Nucleic Acids Res. 2010 May;38(8):2607-16. doi: 10.1093/nar/gkq165. Epub 2010 Mar 23.
Generating a defined set of genetic constructs within a large combinatorial space provides a powerful method for engineering novel biological functions. However, the process of assembling more than a few specific DNA sequences can be costly, time consuming and error prone. Even if a correct theoretical construction scheme is developed manually, it is likely to be suboptimal by any number of cost metrics. Modular, robust and formal approaches are needed for exploring these vast design spaces. By automating the design of DNA fabrication schemes using computational algorithms, we can eliminate human error while reducing redundant operations, thus minimizing the time and cost required for conducting biological engineering experiments. Here, we provide algorithms that optimize the simultaneous assembly of a collection of related DNA sequences. We compare our algorithms to an exhaustive search on a small synthetic dataset and our results show that our algorithms can quickly find an optimal solution. Comparison with random search approaches on two real-world datasets show that our algorithms can also quickly find lower-cost solutions for large datasets.

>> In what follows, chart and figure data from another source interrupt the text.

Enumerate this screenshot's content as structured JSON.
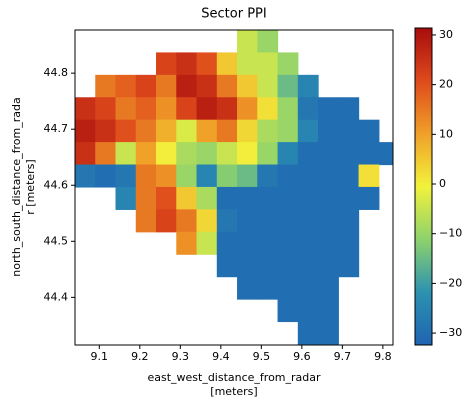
{
  "chart_data": {
    "type": "heatmap",
    "title": "Sector PPI",
    "xlabel": [
      "east_west_distance_from_radar",
      "[meters]"
    ],
    "ylabel": [
      "north_south_distance_from_rada",
      "r [meters]"
    ],
    "xlim": [
      9.04,
      9.825
    ],
    "ylim": [
      44.315,
      44.877
    ],
    "xticks": [
      9.1,
      9.2,
      9.3,
      9.4,
      9.5,
      9.6,
      9.7,
      9.8
    ],
    "yticks": [
      44.4,
      44.5,
      44.6,
      44.7,
      44.8
    ],
    "x": [
      9.065,
      9.115,
      9.165,
      9.215,
      9.265,
      9.315,
      9.365,
      9.415,
      9.465,
      9.515,
      9.565,
      9.615,
      9.665,
      9.715,
      9.765,
      9.815
    ],
    "y": [
      44.857,
      44.817,
      44.777,
      44.737,
      44.697,
      44.657,
      44.617,
      44.577,
      44.537,
      44.497,
      44.457,
      44.417,
      44.377,
      44.337
    ],
    "values": [
      [
        null,
        null,
        null,
        null,
        null,
        null,
        null,
        null,
        -5,
        -10,
        null,
        null,
        null,
        null,
        null,
        null
      ],
      [
        null,
        null,
        null,
        null,
        22,
        25,
        20,
        5,
        -5,
        -5,
        -10,
        null,
        null,
        null,
        null,
        null
      ],
      [
        null,
        15,
        18,
        22,
        15,
        28,
        25,
        15,
        5,
        -5,
        -15,
        -25,
        null,
        null,
        null,
        null
      ],
      [
        25,
        22,
        15,
        18,
        12,
        22,
        28,
        25,
        12,
        2,
        -10,
        -28,
        -30,
        -30,
        null,
        null
      ],
      [
        28,
        25,
        20,
        15,
        8,
        -3,
        10,
        15,
        3,
        -8,
        -10,
        -25,
        -30,
        -30,
        -30,
        null
      ],
      [
        25,
        15,
        -5,
        10,
        0,
        -8,
        -10,
        -5,
        0,
        -10,
        -25,
        -30,
        -30,
        -30,
        -30,
        -30
      ],
      [
        -28,
        -30,
        -28,
        15,
        12,
        -10,
        -25,
        -12,
        -15,
        -28,
        -30,
        -30,
        -30,
        -30,
        2,
        null
      ],
      [
        null,
        null,
        -25,
        15,
        20,
        5,
        -8,
        -30,
        -30,
        -30,
        -30,
        -30,
        -30,
        -30,
        -30,
        null
      ],
      [
        null,
        null,
        null,
        15,
        22,
        15,
        3,
        -28,
        -30,
        -30,
        -30,
        -30,
        -30,
        -30,
        null,
        null
      ],
      [
        null,
        null,
        null,
        null,
        null,
        12,
        -5,
        -30,
        -30,
        -30,
        -30,
        -30,
        -30,
        -30,
        null,
        null
      ],
      [
        null,
        null,
        null,
        null,
        null,
        null,
        null,
        -30,
        -30,
        -30,
        -30,
        -30,
        -30,
        -30,
        null,
        null
      ],
      [
        null,
        null,
        null,
        null,
        null,
        null,
        null,
        null,
        -30,
        -30,
        -30,
        -30,
        -30,
        null,
        null,
        null
      ],
      [
        null,
        null,
        null,
        null,
        null,
        null,
        null,
        null,
        null,
        null,
        -30,
        -30,
        -30,
        null,
        null,
        null
      ],
      [
        null,
        null,
        null,
        null,
        null,
        null,
        null,
        null,
        null,
        null,
        null,
        -30,
        -30,
        null,
        null,
        null
      ]
    ],
    "zlim": [
      -32.4,
      31.4
    ],
    "colorbar_ticks": [
      {
        "value": -30,
        "label": "−30"
      },
      {
        "value": -20,
        "label": "−20"
      },
      {
        "value": -10,
        "label": "−10"
      },
      0,
      10,
      20,
      30
    ],
    "colormap": [
      "#1f64b2",
      "#2c92b0",
      "#8ed26c",
      "#f2f23c",
      "#f0a028",
      "#de4a1c",
      "#a80c0c"
    ]
  }
}
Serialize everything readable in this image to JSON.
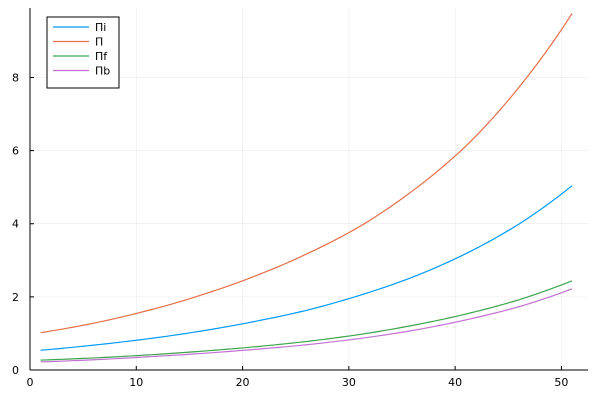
{
  "chart_data": {
    "type": "line",
    "title": "",
    "xlabel": "",
    "ylabel": "",
    "xlim": [
      0,
      52.5
    ],
    "ylim": [
      0,
      9.9
    ],
    "x_ticks": [
      0,
      10,
      20,
      30,
      40,
      50
    ],
    "y_ticks": [
      0,
      2,
      4,
      6,
      8
    ],
    "grid": true,
    "legend_position": "top-left",
    "x": [
      1,
      6,
      11,
      16,
      21,
      26,
      31,
      36,
      41,
      46,
      51
    ],
    "series": [
      {
        "name": "Πi",
        "color": "#009AFA",
        "values": [
          0.54,
          0.68,
          0.85,
          1.06,
          1.32,
          1.63,
          2.04,
          2.54,
          3.18,
          3.99,
          5.04
        ]
      },
      {
        "name": "Π",
        "color": "#E36F47",
        "values": [
          1.02,
          1.28,
          1.62,
          2.04,
          2.55,
          3.17,
          3.92,
          4.9,
          6.12,
          7.73,
          9.75
        ]
      },
      {
        "name": "Πf",
        "color": "#3EA44E",
        "values": [
          0.27,
          0.33,
          0.41,
          0.51,
          0.63,
          0.78,
          0.97,
          1.22,
          1.53,
          1.92,
          2.44
        ]
      },
      {
        "name": "Πb",
        "color": "#C271D2",
        "values": [
          0.22,
          0.28,
          0.36,
          0.45,
          0.56,
          0.69,
          0.86,
          1.08,
          1.37,
          1.73,
          2.22
        ]
      }
    ]
  }
}
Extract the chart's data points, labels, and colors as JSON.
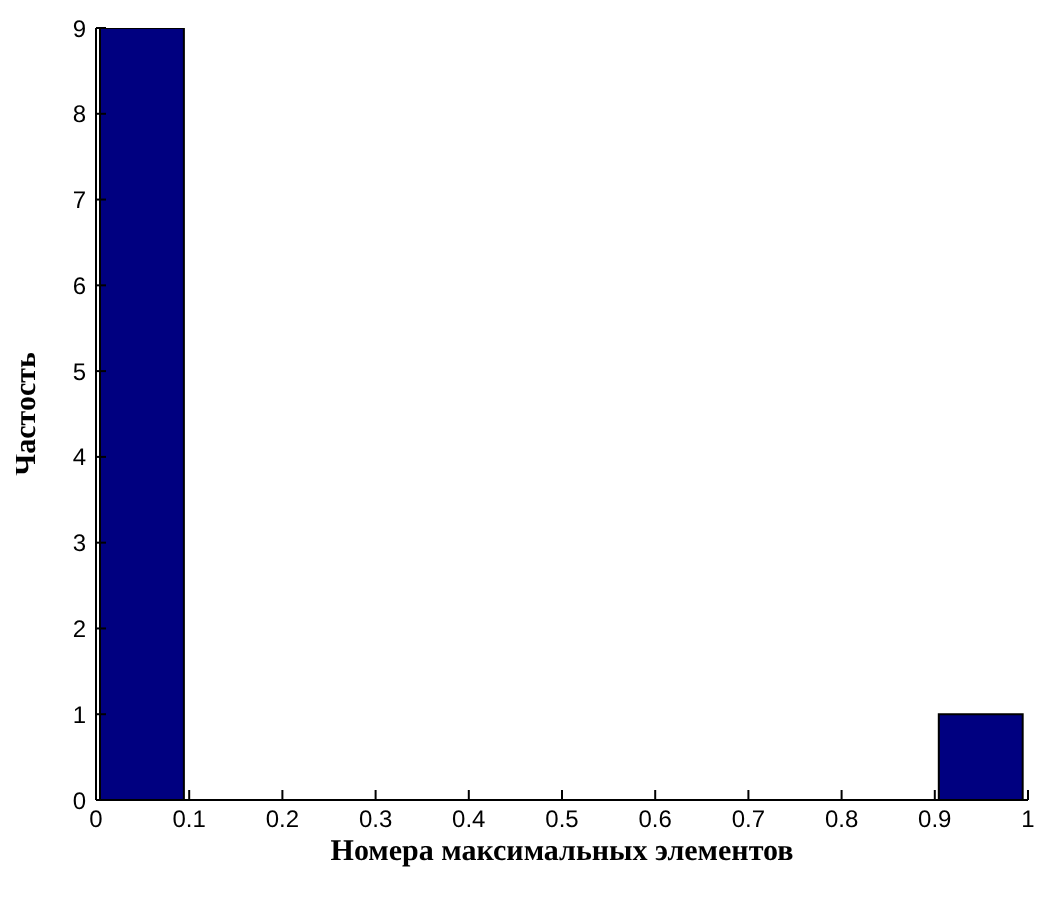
{
  "chart_data": {
    "type": "histogram",
    "xlabel": "Номера максимальных элементов",
    "ylabel": "Частость",
    "bins": [
      0,
      0.1,
      0.2,
      0.3,
      0.4,
      0.5,
      0.6,
      0.7,
      0.8,
      0.9,
      1
    ],
    "values": [
      9,
      0,
      0,
      0,
      0,
      0,
      0,
      0,
      0,
      1
    ],
    "color": "#000080",
    "xlim": [
      0,
      1
    ],
    "xticks": [
      0,
      0.1,
      0.2,
      0.3,
      0.4,
      0.5,
      0.6,
      0.7,
      0.8,
      0.9,
      1
    ],
    "ylim": [
      0,
      9
    ],
    "yticks": [
      0,
      1,
      2,
      3,
      4,
      5,
      6,
      7,
      8,
      9
    ],
    "grid": false
  }
}
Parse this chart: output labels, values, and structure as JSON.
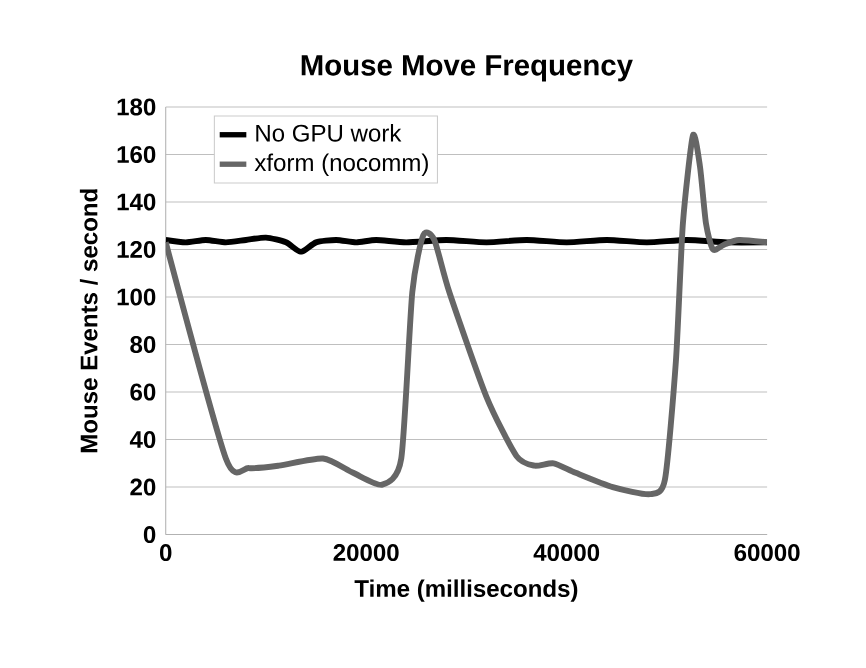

在大型组合空间中生成一组定义明确的遗传结构为工程新型生物功能提供了一种强大的方法。然而,组装多个特定 DNA 序列的过程可能代价高昂、耗时且容易出错。即使手动开发了正确的理论构建方案,也可能在多个成本指标上存在不合理的情况。需要采用模块化、稳健和形式化的方法来探索这些广阔的设计空间。通过使用计算算法自动设计 DNA 制造方案,我们可以在减少冗余操作的同时消除人为错误,从而最大限度地减少进行生物工程实验所需的时间和成本。在这里,我们提供了同时优化一组相关 DNA 序列组装的算法。我们将我们的算法与小的合成数据集上的穷举搜索进行了比较,结果表明我们的算法可以快速找到最优解。在两个真实数据集上与随机搜索方法的比较表明,我们的算法也可以快速找到针对大型数据集的低成本解决方案。